The U.S. Election Assistance Commission, which is responsible for testing and certifying voting systems, among other things, was hacked around the time of the election, security outfit Recorded Future reports. The EAC confirmed a “potential intrusion” in a statement issued to TechCrunch.
This isn’t a smoking gun for a stolen election or anything like that; the EAC doesn’t actually run the elections, nor does it handle voter information. But it is a shameful display all the same, especially considering how loudly and frequently the hacking threat has been bruited by officials this year.

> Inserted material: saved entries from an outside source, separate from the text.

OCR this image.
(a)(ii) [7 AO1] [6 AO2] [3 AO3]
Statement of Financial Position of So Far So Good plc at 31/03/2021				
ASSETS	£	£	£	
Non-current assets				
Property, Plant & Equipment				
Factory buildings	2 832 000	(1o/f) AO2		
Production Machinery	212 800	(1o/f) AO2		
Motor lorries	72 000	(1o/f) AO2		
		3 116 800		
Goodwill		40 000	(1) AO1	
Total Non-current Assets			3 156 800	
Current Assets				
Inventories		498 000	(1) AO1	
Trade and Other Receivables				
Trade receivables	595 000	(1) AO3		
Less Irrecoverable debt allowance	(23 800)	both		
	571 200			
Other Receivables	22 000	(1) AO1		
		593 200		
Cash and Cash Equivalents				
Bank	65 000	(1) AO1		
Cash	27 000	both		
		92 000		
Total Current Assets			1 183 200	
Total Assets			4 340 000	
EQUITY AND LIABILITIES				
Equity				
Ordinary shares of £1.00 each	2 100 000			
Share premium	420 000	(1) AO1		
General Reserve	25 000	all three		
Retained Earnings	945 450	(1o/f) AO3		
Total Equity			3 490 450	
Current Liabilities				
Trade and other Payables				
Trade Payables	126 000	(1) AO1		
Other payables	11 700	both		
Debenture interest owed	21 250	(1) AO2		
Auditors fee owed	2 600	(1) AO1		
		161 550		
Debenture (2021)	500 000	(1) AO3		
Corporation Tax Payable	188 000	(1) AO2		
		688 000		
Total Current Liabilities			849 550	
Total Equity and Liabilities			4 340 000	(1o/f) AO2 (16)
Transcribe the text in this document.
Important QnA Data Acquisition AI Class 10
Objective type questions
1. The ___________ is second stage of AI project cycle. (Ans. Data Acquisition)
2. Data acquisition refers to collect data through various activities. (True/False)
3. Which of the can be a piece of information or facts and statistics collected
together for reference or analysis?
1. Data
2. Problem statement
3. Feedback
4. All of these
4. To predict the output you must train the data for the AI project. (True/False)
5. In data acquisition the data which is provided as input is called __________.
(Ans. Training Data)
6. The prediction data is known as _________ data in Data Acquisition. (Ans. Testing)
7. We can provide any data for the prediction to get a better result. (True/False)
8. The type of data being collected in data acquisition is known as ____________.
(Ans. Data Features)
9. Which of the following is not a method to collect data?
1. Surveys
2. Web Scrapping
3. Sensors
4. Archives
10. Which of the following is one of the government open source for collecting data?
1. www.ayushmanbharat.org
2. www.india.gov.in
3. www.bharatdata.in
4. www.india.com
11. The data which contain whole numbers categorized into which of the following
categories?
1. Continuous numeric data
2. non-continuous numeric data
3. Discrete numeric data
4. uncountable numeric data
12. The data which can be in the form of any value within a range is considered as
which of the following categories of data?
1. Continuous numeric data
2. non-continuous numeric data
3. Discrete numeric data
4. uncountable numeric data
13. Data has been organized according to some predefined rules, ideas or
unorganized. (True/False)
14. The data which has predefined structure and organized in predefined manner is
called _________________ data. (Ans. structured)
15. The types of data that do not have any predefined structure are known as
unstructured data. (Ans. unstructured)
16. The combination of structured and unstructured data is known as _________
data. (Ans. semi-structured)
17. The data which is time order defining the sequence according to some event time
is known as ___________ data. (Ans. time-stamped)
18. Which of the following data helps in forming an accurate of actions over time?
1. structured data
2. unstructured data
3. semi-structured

Recorded Future heard early this month that the EAC had been hacked, and found someone they refer to as Rasputin (not the hacker’s real name or handle) trying to sell more than 100 logins to its systems. Some of those logins had full administrative privileges, and many had access to confidential testing plans and results for voting hardware around the country.
The EAC’s internal website, as shown in a screenshot provided by the hacker to security researchers.
In addition to logins, Rasputin was selling an open SQL injection vulnerability for the EAC’s internal website. The researchers notified the EAC and law enforcement and the issue was fixed, but it could have been exploited at any time up to its resolution.
In its statement, the EAC said it was working with the FBI “to determine the source of this criminal activity.” I asked for more information on when and how the hack was detected, and will update this story if I hear back.
Rasputin, as you might guess from his name, spoke Russian and may hail from that land, but there’s no reason to think this was a state-sponsored job — unlike, for instance, the DNC hack.
The icing on the cake is that the EAC published an editorial in The Washington Post this October entitled “Don’t believe the hype. Foreign hackers will not choose the next president.” It’s entirely possible that foreign hackers were, at that very moment, present on the commission’s network.
“We work with state and local officials across the country to identify and share best practices regarding cybersecurity, including information on testing systems, auditing the results and creating contingency plans,” read the article. “Election officials use this information to better prepare and secure their systems.”